His nickname was Jinx; he was too skinny and he thought that he was different from - better than - the kids in his out-of-the-way southern California town, because he dyed his hair blue and photographed for the local newspaper on weekends. They had met at the beach; they had both been wearing black jeans in a sea of swimsuits, and they had taken a seat in the wet sand, listening to KISS with their pants rolled above their ankles and their little fingers leaving shell-shaped imprints on the beach.

He had never wanted to touch her. Arms locked at his sides, head swung low. Sometimes he confided in her - told her, in his slow, faltering voice, that he was self-deprecating and hated himself. And she would reach out to touch his face or his hands or even just the curve of his shoulder, and he would pull away.

This hadn't mattered, at first. Because Kirsten was unused to affection and even less used to love. Until all of a sudden this had mattered. Her sisters teased the two when they retreated to the house, calling Jinx phobic and her a vicious tease.

Her new boyfriend, not immune to this secondhand harassment, took up a new hobby: patrolling the beach for litter. He claimed that this kept him far too busy and occupied to go on dates or even meet for Chinese food. On weekends, when he did spend time with her, his clothes smelled like cigarette smoke.

Love jumped back to Reality and left both of them disillusioned. Jinx set himself on a new path to save the planet - to save the sharks, he said, all though it was sailing and escapism that he was truly after. Kirsten fell into the throes of inadequacy. She picked fights on the phone, at the movies, during mixed promises.

This carried on until one day he came back from an expedition to Maine and told it was over. He had taken his mixtape back and his oversized denim jacket, and he had not bothered to kiss her goodbye.

When Kirsten, bleeding tears, had told her sisters, they had laughed.

Over a dinner of crab legs with butter and peach tea that still tasted like tears, she attempted to summarize the situation. Inside she felt empty, useless. The strings of memory and thought that had belonged to Jinx, which had been connected to his own memory and his own thoughts, had been yanked out with a forceful hand. And now she was in pain.

"It was a condolence goodbye," she had said. It was hard to be brave in sight of their gleeful faces, their stifled giggles.

Knightly, a butterfly in blue lipstick and seawater green beads, had tossed a roll at her. "Cheer up," she had said. "He was such a freak!"

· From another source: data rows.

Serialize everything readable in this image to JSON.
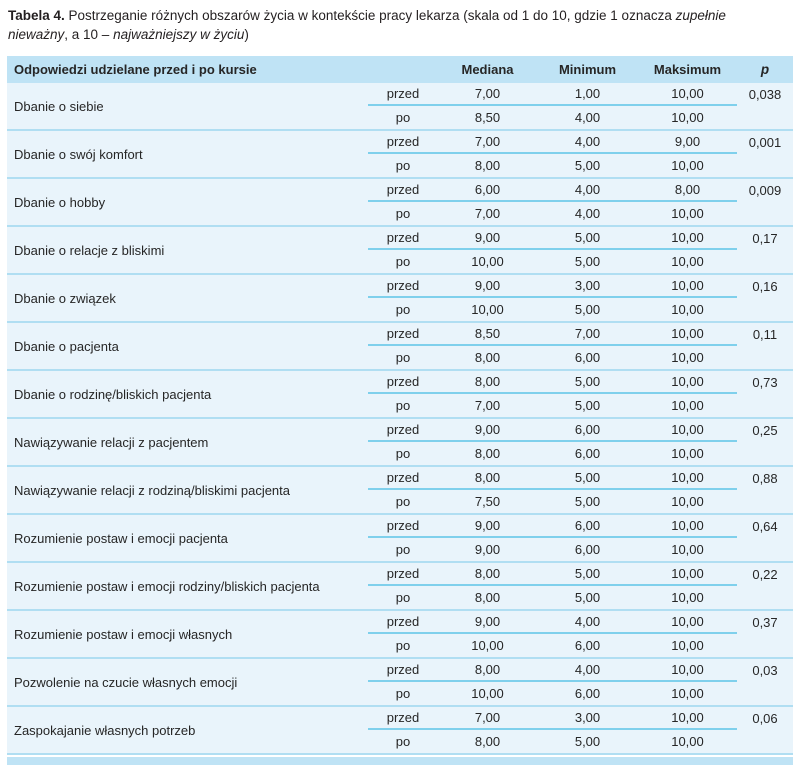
{
  "caption": {
    "parts": [
      {
        "text": "Tabela 4.",
        "style": "bold"
      },
      {
        "text": " Postrzeganie różnych obszarów życia w kontekście pracy lekarza (skala od 1 do 10, gdzie 1 oznacza ",
        "style": "normal"
      },
      {
        "text": "zupełnie nieważny",
        "style": "italic"
      },
      {
        "text": ", a 10 – ",
        "style": "normal"
      },
      {
        "text": "najważniejszy w życiu",
        "style": "italic"
      },
      {
        "text": ")",
        "style": "normal"
      }
    ]
  },
  "table": {
    "header": [
      "Odpowiedzi udzielane przed i po kursie",
      "Mediana",
      "Minimum",
      "Maksimum",
      "p"
    ],
    "row_labels": {
      "przed": "przed",
      "po": "po"
    },
    "groups": [
      {
        "label": "Dbanie o siebie",
        "przed": [
          "7,00",
          "1,00",
          "10,00"
        ],
        "po": [
          "8,50",
          "4,00",
          "10,00"
        ],
        "p": "0,038"
      },
      {
        "label": "Dbanie o swój komfort",
        "przed": [
          "7,00",
          "4,00",
          "9,00"
        ],
        "po": [
          "8,00",
          "5,00",
          "10,00"
        ],
        "p": "0,001"
      },
      {
        "label": "Dbanie o hobby",
        "przed": [
          "6,00",
          "4,00",
          "8,00"
        ],
        "po": [
          "7,00",
          "4,00",
          "10,00"
        ],
        "p": "0,009"
      },
      {
        "label": "Dbanie o relacje z bliskimi",
        "przed": [
          "9,00",
          "5,00",
          "10,00"
        ],
        "po": [
          "10,00",
          "5,00",
          "10,00"
        ],
        "p": "0,17"
      },
      {
        "label": "Dbanie o związek",
        "przed": [
          "9,00",
          "3,00",
          "10,00"
        ],
        "po": [
          "10,00",
          "5,00",
          "10,00"
        ],
        "p": "0,16"
      },
      {
        "label": "Dbanie o pacjenta",
        "przed": [
          "8,50",
          "7,00",
          "10,00"
        ],
        "po": [
          "8,00",
          "6,00",
          "10,00"
        ],
        "p": "0,11"
      },
      {
        "label": "Dbanie o rodzinę/bliskich pacjenta",
        "przed": [
          "8,00",
          "5,00",
          "10,00"
        ],
        "po": [
          "7,00",
          "5,00",
          "10,00"
        ],
        "p": "0,73"
      },
      {
        "label": "Nawiązywanie relacji z pacjentem",
        "przed": [
          "9,00",
          "6,00",
          "10,00"
        ],
        "po": [
          "8,00",
          "6,00",
          "10,00"
        ],
        "p": "0,25"
      },
      {
        "label": "Nawiązywanie relacji z rodziną/bliskimi pacjenta",
        "przed": [
          "8,00",
          "5,00",
          "10,00"
        ],
        "po": [
          "7,50",
          "5,00",
          "10,00"
        ],
        "p": "0,88"
      },
      {
        "label": "Rozumienie postaw i emocji pacjenta",
        "przed": [
          "9,00",
          "6,00",
          "10,00"
        ],
        "po": [
          "9,00",
          "6,00",
          "10,00"
        ],
        "p": "0,64"
      },
      {
        "label": "Rozumienie postaw i emocji rodziny/bliskich pacjenta",
        "przed": [
          "8,00",
          "5,00",
          "10,00"
        ],
        "po": [
          "8,00",
          "5,00",
          "10,00"
        ],
        "p": "0,22"
      },
      {
        "label": "Rozumienie postaw i emocji własnych",
        "przed": [
          "9,00",
          "4,00",
          "10,00"
        ],
        "po": [
          "10,00",
          "6,00",
          "10,00"
        ],
        "p": "0,37"
      },
      {
        "label": "Pozwolenie na czucie własnych emocji",
        "przed": [
          "8,00",
          "4,00",
          "10,00"
        ],
        "po": [
          "10,00",
          "6,00",
          "10,00"
        ],
        "p": "0,03"
      },
      {
        "label": "Zaspokajanie własnych potrzeb",
        "przed": [
          "7,00",
          "3,00",
          "10,00"
        ],
        "po": [
          "8,00",
          "5,00",
          "10,00"
        ],
        "p": "0,06"
      }
    ]
  },
  "colors": {
    "header_bg": "#bfe3f5",
    "row_bg": "#e9f4fb",
    "group_line": "#b0def2",
    "inner_line": "#7fd0ec",
    "footer_bar": "#bfe3f5",
    "text": "#262626"
  }
}
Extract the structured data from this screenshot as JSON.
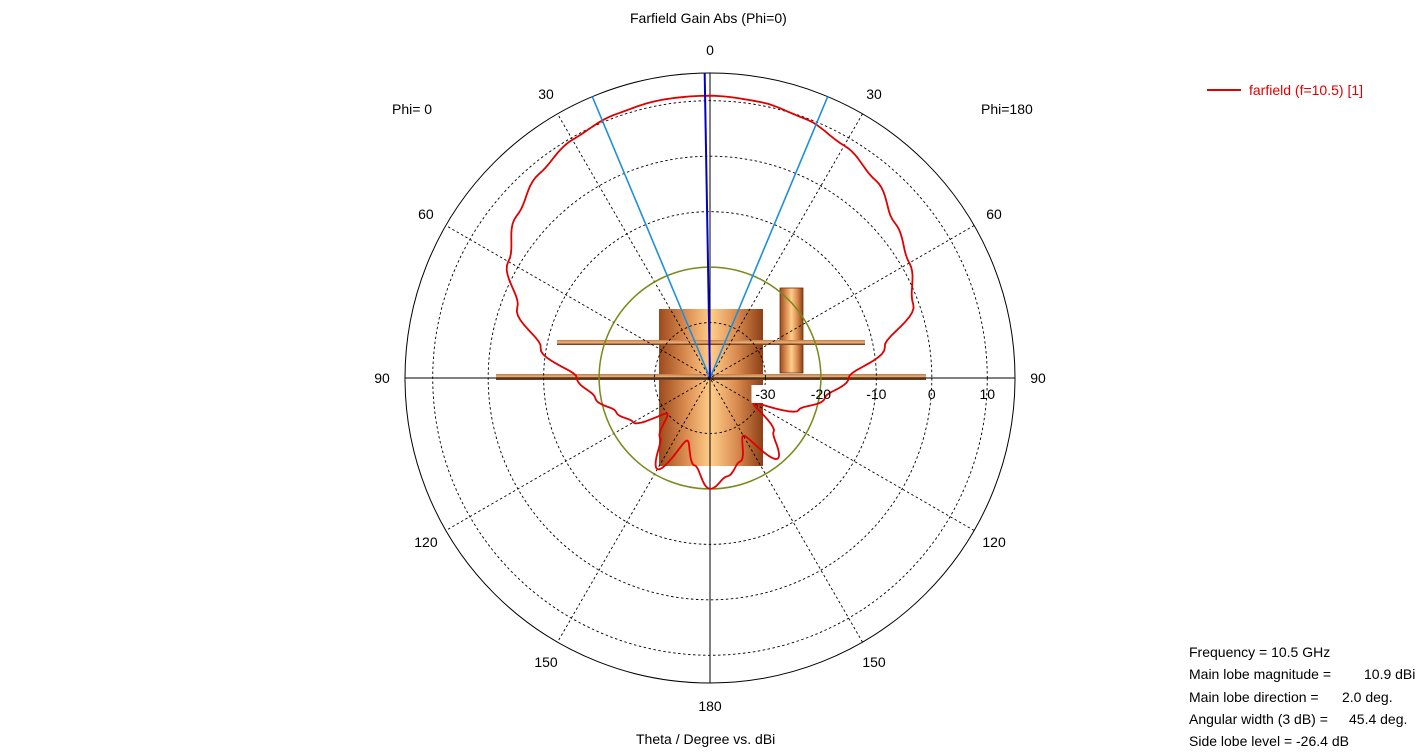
{
  "title": "Farfield Gain Abs (Phi=0)",
  "xlabel": "Theta / Degree vs. dBi",
  "phi_left": "Phi=  0",
  "phi_right": "Phi=180",
  "legend": {
    "label": "farfield (f=10.5) [1]",
    "color": "#e00000"
  },
  "info": {
    "frequency": "Frequency = 10.5 GHz",
    "main_lobe_magnitude_label": "Main lobe magnitude =",
    "main_lobe_magnitude_value": "10.9 dBi",
    "main_lobe_direction_label": "Main lobe direction =",
    "main_lobe_direction_value": "2.0 deg.",
    "angular_width_label": "Angular width (3 dB) =",
    "angular_width_value": "45.4 deg.",
    "side_lobe_level": "Side lobe level =  -26.4 dB"
  },
  "chart_data": {
    "type": "polar",
    "title": "Farfield Gain Abs (Phi=0)",
    "xlabel": "Theta / Degree vs. dBi",
    "angle_ticks": [
      "0",
      "30",
      "60",
      "90",
      "120",
      "150",
      "180",
      "150",
      "120",
      "90",
      "60",
      "30"
    ],
    "radial_ticks": [
      "-30",
      "-20",
      "-10",
      "0",
      "10"
    ],
    "radial_range": [
      -40,
      15
    ],
    "grid": true,
    "legend_position": "top-right",
    "main_lobe_direction_deg": 2.0,
    "main_lobe_magnitude_dbi": 10.9,
    "beamwidth_3db_deg": 45.4,
    "side_lobe_level_db": -26.4,
    "reference_circle_dbi": -20,
    "series": [
      {
        "name": "farfield (f=10.5) [1]",
        "color": "#e00000",
        "theta_deg": [
          -180,
          -170,
          -160,
          -150,
          -140,
          -130,
          -120,
          -110,
          -100,
          -90,
          -80,
          -70,
          -60,
          -50,
          -40,
          -30,
          -20,
          -10,
          0,
          10,
          20,
          30,
          40,
          50,
          60,
          70,
          80,
          90,
          100,
          110,
          120,
          130,
          140,
          150,
          160,
          170,
          180
        ],
        "gain_dbi": [
          -20,
          -24,
          -28,
          -21,
          -26,
          -30,
          -24,
          -22,
          -19,
          -16,
          -9,
          -3,
          2,
          5.5,
          8,
          9.6,
          10.5,
          10.9,
          10.9,
          10.6,
          9.8,
          8.4,
          6.5,
          3.5,
          1.5,
          -1,
          -8,
          -15,
          -19,
          -23,
          -31,
          -25,
          -21,
          -28,
          -24,
          -22,
          -20
        ]
      }
    ]
  }
}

Miserable, Kirsten toyed with her fork. Her fingertips were slick with butter and she wanted to cry again. "I liked...his hair. And...his music. And he told me -" she inhaled, sharp enough to feel to razor sting of tears. "He said I was beautiful - that's the first time anyone -"

"Oh my god," Kolleen had interrupted. "Whatever. Beautiful? They say that to get in your pants, you know - every guy does. He probably didn't even think that. Hell," and she was laughing, "are you sure he even looked at your face?"

"We didn't..." cowering now, waiting for it "...we didn't do anything. Because. I'm waiting."

"What are you waiting for?" Knightley started laughing again. "Can you blame him for going somewhere else?"

"Shouldn't you be able to fall in love, first?"

"No!" Her sisters said in unison.

One said - stupid, stupid - and the other said - silly idiot - but neither reached her ears, because she was up from the table and out of the room.

And she never stopped to wonder that perhaps her sisters were bitter because it had happened to them, and because it was not as lovely and off-handed as they wanted to make it seem. That they, too, were walking with wounds.

Kirsten, blinded by the selfishness of her own trial, walked past death and did not recognize it.